The rate gap nobody can ignore

On June 17, the Fed held its federal funds target range steady at 3.50-3.75%. Nine of 19 Fed policymakers projected at least one rate hike before year-end, pushing the median end-2026 funds rate forecast up to 3.8%.

Markets moved fast. Traders are now pricing in a possible Fed rate hike as early as October 2026, with an 85% probability assigned to a December move. The dollar index jumped 0.85% in a single session following the hawkish signal.

The ECB raised its deposit facility rate by 25 basis points to 2.25% on June 11. If US rates are heading toward 3.8% or higher while European rates sit at 2.25%, capital flows toward the better yield.

Why banks are retreating

Earlier this year, a popular trade on Wall Street involved betting that the euro would strengthen against the dollar. The thesis made sense at the time: Europe was normalizing policy, the US economy showed signs of cooling, and rate convergence seemed plausible.

The Fed’s refusal to signal rate cuts, combined with projections for potential hikes, has blown up the convergence narrative. When nearly half the Fed’s voting members want higher rates, it’s hard to argue the dollar is about to weaken.

What this means for investors

The most immediate implication is continued dollar strength. A stronger dollar makes US assets more attractive to foreign investors, which could drive additional capital into American equities and bonds. It also makes dollar-denominated commodities more expensive for the rest of the world.

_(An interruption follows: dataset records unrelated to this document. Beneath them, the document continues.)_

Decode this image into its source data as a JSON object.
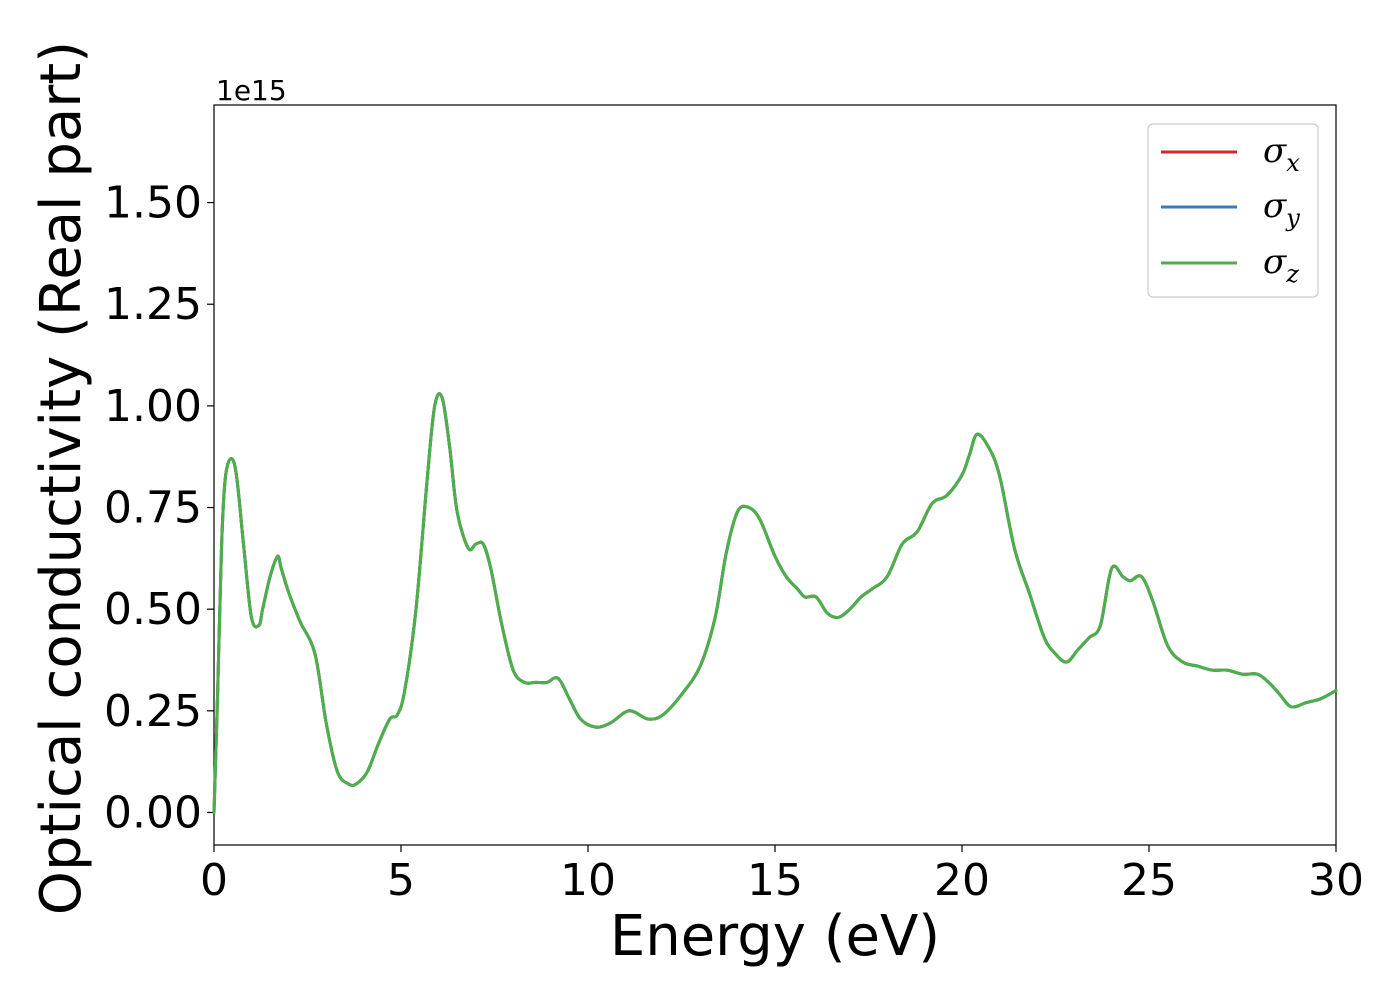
{
  "chart_data": {
    "type": "line",
    "xlabel": "Energy (eV)",
    "ylabel": "Optical conductivity (Real part)",
    "y_offset_label": "1e15",
    "xlim": [
      0,
      30
    ],
    "ylim": [
      -0.08,
      1.74
    ],
    "x_ticks": [
      0,
      5,
      10,
      15,
      20,
      25,
      30
    ],
    "x_tick_labels": [
      "0",
      "5",
      "10",
      "15",
      "20",
      "25",
      "30"
    ],
    "y_ticks": [
      0,
      0.25,
      0.5,
      0.75,
      1.0,
      1.25,
      1.5
    ],
    "y_tick_labels": [
      "0.00",
      "0.25",
      "0.50",
      "0.75",
      "1.00",
      "1.25",
      "1.50"
    ],
    "grid": false,
    "legend_position": "top-right",
    "x": [
      0,
      0.1,
      0.2,
      0.3,
      0.45,
      0.6,
      0.8,
      1.0,
      1.2,
      1.3,
      1.5,
      1.7,
      1.8,
      2.0,
      2.3,
      2.7,
      3.0,
      3.3,
      3.6,
      3.8,
      4.1,
      4.4,
      4.7,
      4.9,
      5.1,
      5.4,
      5.7,
      5.9,
      6.1,
      6.3,
      6.5,
      6.8,
      7.0,
      7.2,
      7.4,
      7.7,
      8.0,
      8.3,
      8.6,
      8.9,
      9.2,
      9.5,
      9.8,
      10.2,
      10.6,
      11.1,
      11.6,
      12.0,
      12.5,
      13.0,
      13.4,
      13.7,
      14.0,
      14.3,
      14.6,
      15.0,
      15.3,
      15.6,
      15.8,
      16.1,
      16.4,
      16.7,
      17.0,
      17.3,
      17.6,
      18.0,
      18.4,
      18.8,
      19.2,
      19.6,
      20.0,
      20.2,
      20.4,
      20.7,
      21.0,
      21.4,
      21.8,
      22.2,
      22.5,
      22.8,
      23.1,
      23.4,
      23.7,
      24.0,
      24.3,
      24.5,
      24.8,
      25.1,
      25.5,
      25.9,
      26.3,
      26.7,
      27.1,
      27.5,
      27.9,
      28.2,
      28.5,
      28.8,
      29.2,
      29.6,
      30.0
    ],
    "series": [
      {
        "name": "σx",
        "color": "#d62728",
        "values": [
          0.0,
          0.3,
          0.65,
          0.82,
          0.87,
          0.83,
          0.65,
          0.48,
          0.46,
          0.5,
          0.58,
          0.63,
          0.6,
          0.54,
          0.47,
          0.39,
          0.22,
          0.1,
          0.07,
          0.07,
          0.1,
          0.17,
          0.23,
          0.24,
          0.3,
          0.5,
          0.82,
          1.0,
          1.02,
          0.9,
          0.74,
          0.65,
          0.66,
          0.66,
          0.6,
          0.46,
          0.35,
          0.32,
          0.32,
          0.32,
          0.33,
          0.28,
          0.23,
          0.21,
          0.22,
          0.25,
          0.23,
          0.24,
          0.29,
          0.36,
          0.48,
          0.64,
          0.74,
          0.75,
          0.72,
          0.63,
          0.58,
          0.55,
          0.53,
          0.53,
          0.49,
          0.48,
          0.5,
          0.53,
          0.55,
          0.58,
          0.66,
          0.69,
          0.76,
          0.78,
          0.83,
          0.88,
          0.93,
          0.9,
          0.83,
          0.65,
          0.54,
          0.43,
          0.39,
          0.37,
          0.4,
          0.43,
          0.46,
          0.6,
          0.58,
          0.57,
          0.58,
          0.52,
          0.41,
          0.37,
          0.36,
          0.35,
          0.35,
          0.34,
          0.34,
          0.32,
          0.29,
          0.26,
          0.27,
          0.28,
          0.3
        ]
      },
      {
        "name": "σy",
        "color": "#377eb8",
        "values": [
          0.0,
          0.3,
          0.65,
          0.82,
          0.87,
          0.83,
          0.65,
          0.48,
          0.46,
          0.5,
          0.58,
          0.63,
          0.6,
          0.54,
          0.47,
          0.39,
          0.22,
          0.1,
          0.07,
          0.07,
          0.1,
          0.17,
          0.23,
          0.24,
          0.3,
          0.5,
          0.82,
          1.0,
          1.02,
          0.9,
          0.74,
          0.65,
          0.66,
          0.66,
          0.6,
          0.46,
          0.35,
          0.32,
          0.32,
          0.32,
          0.33,
          0.28,
          0.23,
          0.21,
          0.22,
          0.25,
          0.23,
          0.24,
          0.29,
          0.36,
          0.48,
          0.64,
          0.74,
          0.75,
          0.72,
          0.63,
          0.58,
          0.55,
          0.53,
          0.53,
          0.49,
          0.48,
          0.5,
          0.53,
          0.55,
          0.58,
          0.66,
          0.69,
          0.76,
          0.78,
          0.83,
          0.88,
          0.93,
          0.9,
          0.83,
          0.65,
          0.54,
          0.43,
          0.39,
          0.37,
          0.4,
          0.43,
          0.46,
          0.6,
          0.58,
          0.57,
          0.58,
          0.52,
          0.41,
          0.37,
          0.36,
          0.35,
          0.35,
          0.34,
          0.34,
          0.32,
          0.29,
          0.26,
          0.27,
          0.28,
          0.3
        ]
      },
      {
        "name": "σz",
        "color": "#4daf4a",
        "values": [
          0.0,
          0.3,
          0.65,
          0.82,
          0.87,
          0.83,
          0.65,
          0.48,
          0.46,
          0.5,
          0.58,
          0.63,
          0.6,
          0.54,
          0.47,
          0.39,
          0.22,
          0.1,
          0.07,
          0.07,
          0.1,
          0.17,
          0.23,
          0.24,
          0.3,
          0.5,
          0.82,
          1.0,
          1.02,
          0.9,
          0.74,
          0.65,
          0.66,
          0.66,
          0.6,
          0.46,
          0.35,
          0.32,
          0.32,
          0.32,
          0.33,
          0.28,
          0.23,
          0.21,
          0.22,
          0.25,
          0.23,
          0.24,
          0.29,
          0.36,
          0.48,
          0.64,
          0.74,
          0.75,
          0.72,
          0.63,
          0.58,
          0.55,
          0.53,
          0.53,
          0.49,
          0.48,
          0.5,
          0.53,
          0.55,
          0.58,
          0.66,
          0.69,
          0.76,
          0.78,
          0.83,
          0.88,
          0.93,
          0.9,
          0.83,
          0.65,
          0.54,
          0.43,
          0.39,
          0.37,
          0.4,
          0.43,
          0.46,
          0.6,
          0.58,
          0.57,
          0.58,
          0.52,
          0.41,
          0.37,
          0.36,
          0.35,
          0.35,
          0.34,
          0.34,
          0.32,
          0.29,
          0.26,
          0.27,
          0.28,
          0.3
        ]
      }
    ],
    "legend": [
      {
        "symbol": "σ",
        "subscript": "x",
        "color": "#d62728"
      },
      {
        "symbol": "σ",
        "subscript": "y",
        "color": "#377eb8"
      },
      {
        "symbol": "σ",
        "subscript": "z",
        "color": "#4daf4a"
      }
    ]
  }
}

The key variable to watch is whether the Fed actually follows through on rate hikes. Market pricing of an 85% probability for a December move is significant, but if US economic data softens meaningfully in the second half of the year, the hiking narrative could evaporate, and dollar longs would find themselves on the wrong side of the trade.

If the gap between 2.25% in Europe and 3.8% or higher in the US continues to widen, the euro weakness trade has room to run. But if the ECB surprises with more aggressive tightening, or if the Fed blinks, the current positioning could reverse.